Dans le scandale du chlordécone, les victimes vont faire appel du non-lieu

Several thousand people demonstrate in Fort-de-France, Martinique, on February 27, 2021 against the threat of prescription in the judiciary file of the chlordecone, an insecticide accused of having poisoned the French west indies island. - The insecticide was authorized between 1972 and 1993 in the banana plantations of the Antilles islands, polluting water and agricultural production, while its toxicity and its persistent power in the environment had been known since the 1960s. More than 90% of the adult population in Guadeloupe and Martinique is contaminated by chlordecone, according to Sante Public France, and the West Indian populations have one of the highest incidence rate of prostate cancer in the world. (Photo by Lionel CHAMOISEAU / AFP)

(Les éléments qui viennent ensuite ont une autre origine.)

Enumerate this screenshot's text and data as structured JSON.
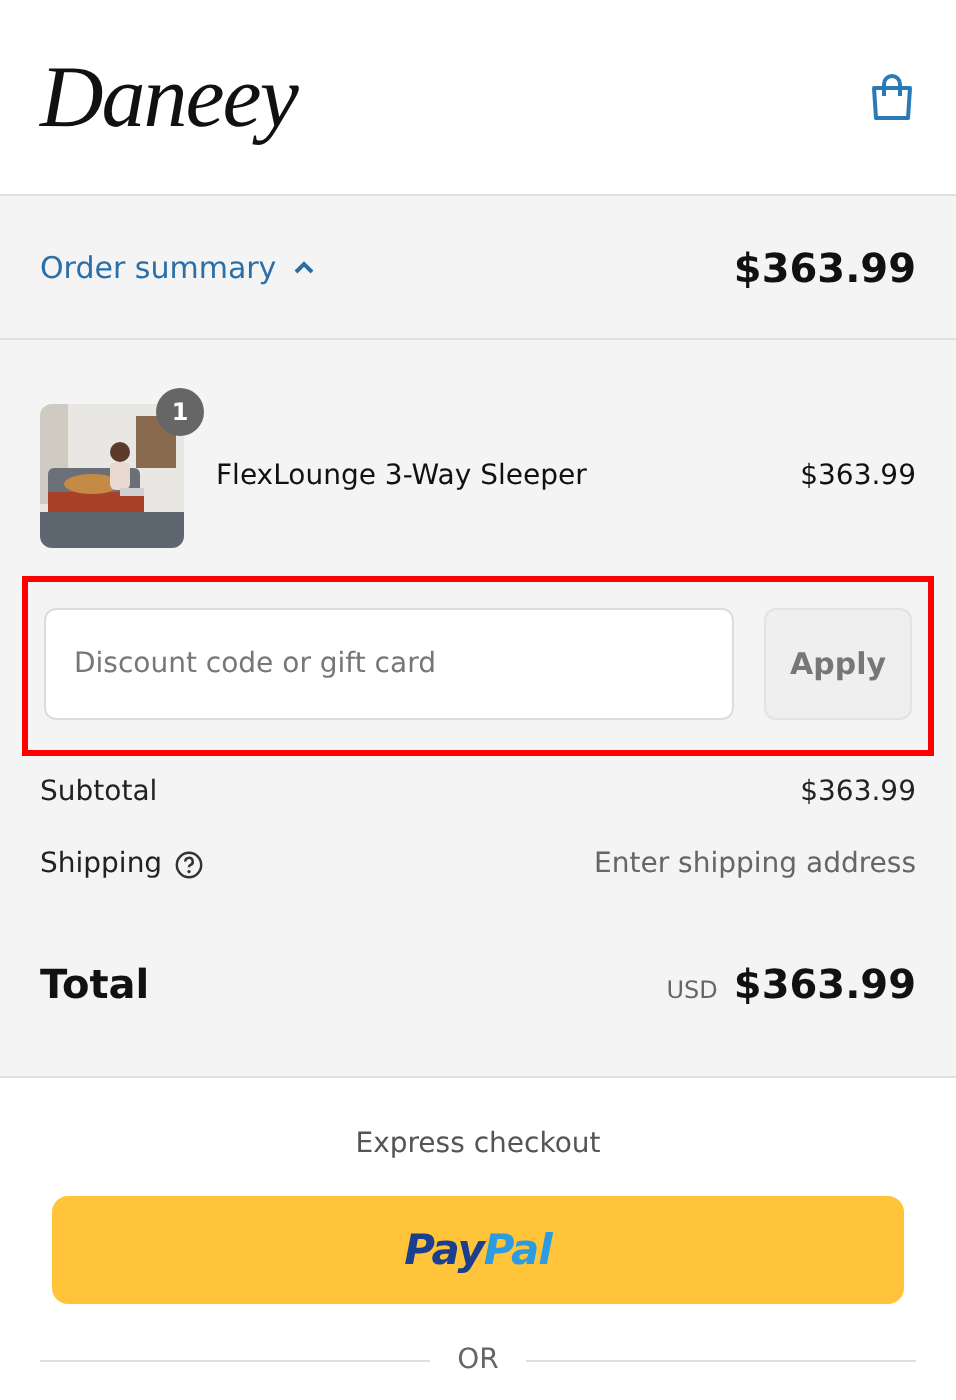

JUSTICE - « Un scandale judiciaire » en plus du « scandale sanitaire ». Alors que deux juges d’instruction ont prononcé jeudi 5 janvier un non-lieu dans l’enquête sur l’empoisonnement au chlordécone dans les Antilles, les victimes dénoncent un « déni de justice » et font connaître leur intention de faire appel de la décision.

Le chlordécone, pesticide utilisé jusqu’au milieu des années 90 dans les bananeraies de Martinique et de Guadeloupe, est soupçonné d’être à l’origine d’une vague de cancers sans précédents dans la région. L’ordonnance de non-lieu reconnaît un « scandale sanitaire » mais souligne l’impossibilité d’établir des responsabilités pour des « commis 10, 15 ou 30 ans avant le dépôt de plaintes » à partir de 2006.

« Nous allons faire appel de cette ordonnance », a indiqué auprès de Franceinfo Harry Durimel, maire écologiste de Pointe-à-Pitre (Guadeloupe) et avocat historique des victimes du pesticide interdit en France métropolitaine. « Si la cour d’appel ne nous donne pas raison, nous ferons un pourvoi en cassation. Nous sommes déterminés à aller jusqu’à la Cour de cassation et à la Cour européenne de justice pour que justice nous soit rendue », a-t-il encore assuré.

« C’est pour nous un véritable scandale judiciaire qui vient s’ajouter au scandale sanitaire », a déploré sur Martinique la 1ère l’avocat de l’Association pour une écologie urbaine Louis Boutrin, qui dénonce une « faillite des services de l’État ». « Dès réception de cette notification, nous allons interjeter appel », a-t-il également indiqué, assurant qu’il épuiserait « toutes les voies de recours dans le droit interne » mais aussi « devant les juridictions européennes et internationales ».

« Pas de justice, pas de paix ! »

Sur les réseaux sociaux, plusieurs personnalités politiques ont déjà fait connaître leur indignation. « Un pesticide interdit en France mais autorisé aux Antilles, y contamine 90 % de la population, dont le taux d’incidence du cancer de la prostate est parmi les plus élevés au monde, et pollue pour des siècles l’environnement. Personne n’est jugé responsable. Honteux ! », a dénoncé la députée Insoumise de Paris Danièle Obono.

« Les victimes du pesticide chlordécone et nos terres polluées pour plusieurs siècles n’obtiendront-elles jamais justice et réparation ? », s’est interrogée l’adjointe à la mairie de Paris Audrey Pulvar, originaire de Martinique. « Pas de justice, pas de paix ! », a de son côté commenté le Sébastien Delogu, député Insoumis des Bouches-du-Rhône.

Utilisé dans les bananeraies pour lutter contre le charançon, le chlordécone a été autorisé en Martinique et en Guadeloupe jusqu’en 1993, sous dérogation, quand le reste du territoire français en avait interdit l’usage.

Il a provoqué une pollution importante et durable des deux îles et est soupçonné d’avoir provoqué une vague de cancers. Il n’a été banni des Antilles que 15 ans après les alertes de l’Organisation mondiale de la santé. Selon Santé publique France, plus de 90 % de la population adulte des deux îles est contaminée par ce pesticide.

Pour justifier leur décision de prononcer un non-lieu, les magistrates évoquent notamment la difficulté de « rapporter la preuve pénale des faits dénoncés ». Elles reconnaissent néanmoins un « scandale sanitaire », sous la forme d’« une atteinte environnementale dont les conséquences humaines, économiques et sociales affectent et affecteront pour de longues années la vie quotidienne des habitants » de Martinique et de Guadeloupe.